With the offering, the Army will be able to tell recruits to come in to learn a skill and to obtain an education, said Lt. Gen. Benjamin Freakley, who outlined the program during a breakfast meeting Tuesday with reporters.
Freakley is head of Army Accession Command, which is responsible for recruiting and the initial training of soldiers. He said the Army is working with colleges to gets its training programs accredited, and hopes to begin the program in February.
Under it, every new recruit in basic training will have the option of obtaining a technical certification in a skill such as welding or potentially 17 hours of college credit in leadership, first aid and other areas, he said.
"The idea would be, by the time you are a staff sergeant, somewhere between six and 10 years in the Army, you're going to have your associate's degree," Freakley said.
Soldiers who attend the U.S. Army Sergeants Major Academy could get 45 hours of credit because they have to write and take classes in areas such as literature and public speaking, he said. Those who retire as a master sergeant or sergeant major could have a bachelor's degree through the program, he said.

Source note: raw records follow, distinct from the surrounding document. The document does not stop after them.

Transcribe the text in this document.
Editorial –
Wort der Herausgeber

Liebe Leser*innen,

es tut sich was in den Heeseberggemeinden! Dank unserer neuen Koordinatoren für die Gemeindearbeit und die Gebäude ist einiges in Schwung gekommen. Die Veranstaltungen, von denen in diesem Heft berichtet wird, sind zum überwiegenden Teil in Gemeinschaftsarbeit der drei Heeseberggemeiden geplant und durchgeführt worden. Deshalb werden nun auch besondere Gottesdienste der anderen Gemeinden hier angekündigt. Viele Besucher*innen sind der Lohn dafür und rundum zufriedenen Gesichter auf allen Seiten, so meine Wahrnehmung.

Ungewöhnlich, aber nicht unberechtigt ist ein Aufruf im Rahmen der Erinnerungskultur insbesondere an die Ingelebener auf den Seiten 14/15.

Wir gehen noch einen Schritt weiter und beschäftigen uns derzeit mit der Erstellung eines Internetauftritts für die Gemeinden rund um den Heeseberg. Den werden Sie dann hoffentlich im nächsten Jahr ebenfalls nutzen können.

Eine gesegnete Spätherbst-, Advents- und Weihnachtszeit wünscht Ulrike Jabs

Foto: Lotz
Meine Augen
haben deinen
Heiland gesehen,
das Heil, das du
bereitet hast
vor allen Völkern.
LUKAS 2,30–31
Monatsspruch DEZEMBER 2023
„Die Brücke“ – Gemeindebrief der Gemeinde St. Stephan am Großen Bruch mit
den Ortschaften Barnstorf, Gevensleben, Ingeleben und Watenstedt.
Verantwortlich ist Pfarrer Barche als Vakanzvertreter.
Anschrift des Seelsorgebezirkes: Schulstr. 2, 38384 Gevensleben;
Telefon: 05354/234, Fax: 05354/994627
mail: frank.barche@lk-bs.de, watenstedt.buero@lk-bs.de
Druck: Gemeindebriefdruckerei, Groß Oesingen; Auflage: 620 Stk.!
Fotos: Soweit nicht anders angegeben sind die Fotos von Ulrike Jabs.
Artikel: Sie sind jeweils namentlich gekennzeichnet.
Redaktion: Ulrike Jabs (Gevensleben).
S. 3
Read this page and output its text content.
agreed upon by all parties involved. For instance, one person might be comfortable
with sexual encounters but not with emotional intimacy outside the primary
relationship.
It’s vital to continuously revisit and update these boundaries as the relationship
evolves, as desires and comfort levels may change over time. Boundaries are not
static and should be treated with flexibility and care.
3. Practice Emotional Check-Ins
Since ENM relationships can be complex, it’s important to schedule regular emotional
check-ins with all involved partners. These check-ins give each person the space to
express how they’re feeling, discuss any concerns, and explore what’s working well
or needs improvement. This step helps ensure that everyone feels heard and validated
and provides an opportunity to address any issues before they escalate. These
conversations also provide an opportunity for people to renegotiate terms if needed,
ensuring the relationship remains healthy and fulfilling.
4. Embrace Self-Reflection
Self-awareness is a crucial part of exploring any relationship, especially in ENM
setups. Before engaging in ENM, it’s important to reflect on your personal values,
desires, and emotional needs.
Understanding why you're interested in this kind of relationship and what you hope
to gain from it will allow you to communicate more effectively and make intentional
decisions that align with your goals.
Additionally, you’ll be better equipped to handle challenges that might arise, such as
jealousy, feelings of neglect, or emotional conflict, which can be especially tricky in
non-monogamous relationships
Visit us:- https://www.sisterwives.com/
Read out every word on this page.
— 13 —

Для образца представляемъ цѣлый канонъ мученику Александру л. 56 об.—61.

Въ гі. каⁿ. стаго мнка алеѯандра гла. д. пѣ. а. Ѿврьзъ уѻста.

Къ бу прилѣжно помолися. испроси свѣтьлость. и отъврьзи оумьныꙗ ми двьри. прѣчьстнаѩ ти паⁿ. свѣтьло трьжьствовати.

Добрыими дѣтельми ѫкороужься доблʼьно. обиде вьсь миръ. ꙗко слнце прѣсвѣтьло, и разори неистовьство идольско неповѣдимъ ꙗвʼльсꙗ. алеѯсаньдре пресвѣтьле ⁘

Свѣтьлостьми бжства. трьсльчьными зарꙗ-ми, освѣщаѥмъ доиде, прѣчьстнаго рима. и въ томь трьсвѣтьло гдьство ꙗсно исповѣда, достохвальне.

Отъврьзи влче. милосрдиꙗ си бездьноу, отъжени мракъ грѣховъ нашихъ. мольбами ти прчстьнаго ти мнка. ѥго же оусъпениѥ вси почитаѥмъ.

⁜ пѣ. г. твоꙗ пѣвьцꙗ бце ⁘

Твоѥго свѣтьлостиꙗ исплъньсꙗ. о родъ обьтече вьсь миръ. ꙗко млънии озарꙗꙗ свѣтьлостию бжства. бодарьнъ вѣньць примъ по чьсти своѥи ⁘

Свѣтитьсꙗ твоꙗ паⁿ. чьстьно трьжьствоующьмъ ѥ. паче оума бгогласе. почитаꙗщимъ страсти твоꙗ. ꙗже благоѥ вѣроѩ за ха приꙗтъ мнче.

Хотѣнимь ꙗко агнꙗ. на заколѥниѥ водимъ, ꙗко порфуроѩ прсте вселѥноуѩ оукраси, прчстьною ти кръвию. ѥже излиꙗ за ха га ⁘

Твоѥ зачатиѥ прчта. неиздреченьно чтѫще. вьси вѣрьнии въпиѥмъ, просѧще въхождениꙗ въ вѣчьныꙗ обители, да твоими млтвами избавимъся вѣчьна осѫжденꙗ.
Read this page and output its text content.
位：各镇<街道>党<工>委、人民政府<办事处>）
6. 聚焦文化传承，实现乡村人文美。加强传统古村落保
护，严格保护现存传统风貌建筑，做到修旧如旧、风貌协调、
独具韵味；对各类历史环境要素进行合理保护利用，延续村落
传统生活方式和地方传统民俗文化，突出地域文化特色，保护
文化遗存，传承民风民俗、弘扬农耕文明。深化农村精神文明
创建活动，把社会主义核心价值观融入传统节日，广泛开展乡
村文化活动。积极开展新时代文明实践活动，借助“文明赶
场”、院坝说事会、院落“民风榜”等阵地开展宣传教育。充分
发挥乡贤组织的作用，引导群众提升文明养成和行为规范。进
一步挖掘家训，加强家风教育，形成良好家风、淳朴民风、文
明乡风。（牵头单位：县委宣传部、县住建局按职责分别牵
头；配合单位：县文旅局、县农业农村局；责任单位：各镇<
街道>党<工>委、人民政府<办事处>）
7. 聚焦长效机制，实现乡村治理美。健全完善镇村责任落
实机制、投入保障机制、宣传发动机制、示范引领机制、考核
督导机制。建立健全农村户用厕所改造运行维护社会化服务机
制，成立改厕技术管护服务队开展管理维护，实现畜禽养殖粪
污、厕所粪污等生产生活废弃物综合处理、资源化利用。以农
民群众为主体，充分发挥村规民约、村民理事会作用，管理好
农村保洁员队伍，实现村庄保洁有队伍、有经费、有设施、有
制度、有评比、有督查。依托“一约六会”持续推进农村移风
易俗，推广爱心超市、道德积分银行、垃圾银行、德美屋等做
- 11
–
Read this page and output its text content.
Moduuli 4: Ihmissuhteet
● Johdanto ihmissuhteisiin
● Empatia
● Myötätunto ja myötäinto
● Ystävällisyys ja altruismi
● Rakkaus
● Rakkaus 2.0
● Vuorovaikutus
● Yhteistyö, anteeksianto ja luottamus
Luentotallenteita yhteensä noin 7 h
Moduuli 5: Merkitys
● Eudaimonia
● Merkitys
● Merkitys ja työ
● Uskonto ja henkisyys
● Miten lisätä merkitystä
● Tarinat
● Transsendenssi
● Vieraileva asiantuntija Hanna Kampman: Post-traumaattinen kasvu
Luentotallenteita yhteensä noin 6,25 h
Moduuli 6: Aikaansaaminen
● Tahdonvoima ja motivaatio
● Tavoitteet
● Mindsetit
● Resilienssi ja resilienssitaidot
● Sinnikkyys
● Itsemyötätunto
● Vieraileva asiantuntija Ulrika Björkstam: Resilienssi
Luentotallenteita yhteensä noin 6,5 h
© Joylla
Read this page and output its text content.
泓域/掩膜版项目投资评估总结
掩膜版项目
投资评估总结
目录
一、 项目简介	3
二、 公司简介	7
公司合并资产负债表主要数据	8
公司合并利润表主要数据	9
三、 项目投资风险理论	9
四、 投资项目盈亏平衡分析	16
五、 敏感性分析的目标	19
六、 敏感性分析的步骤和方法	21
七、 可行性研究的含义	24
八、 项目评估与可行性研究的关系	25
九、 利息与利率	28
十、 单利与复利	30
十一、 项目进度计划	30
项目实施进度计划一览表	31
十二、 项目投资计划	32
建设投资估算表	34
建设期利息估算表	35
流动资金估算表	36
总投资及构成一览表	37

My only questions -- who will issue this degree, and will these credits be accepted for transfer by colleges and universities? The program my father was involved in creating actually counted these courses for college credit through several different schools, and were accepted as a part of their degree programs. Will these be captive credits that will only earn you a degree through the College of the American Soldier, or will you be able to get out with that associate's degree and transfer to Podunk State College, Big State University or Prestigious East Coast University?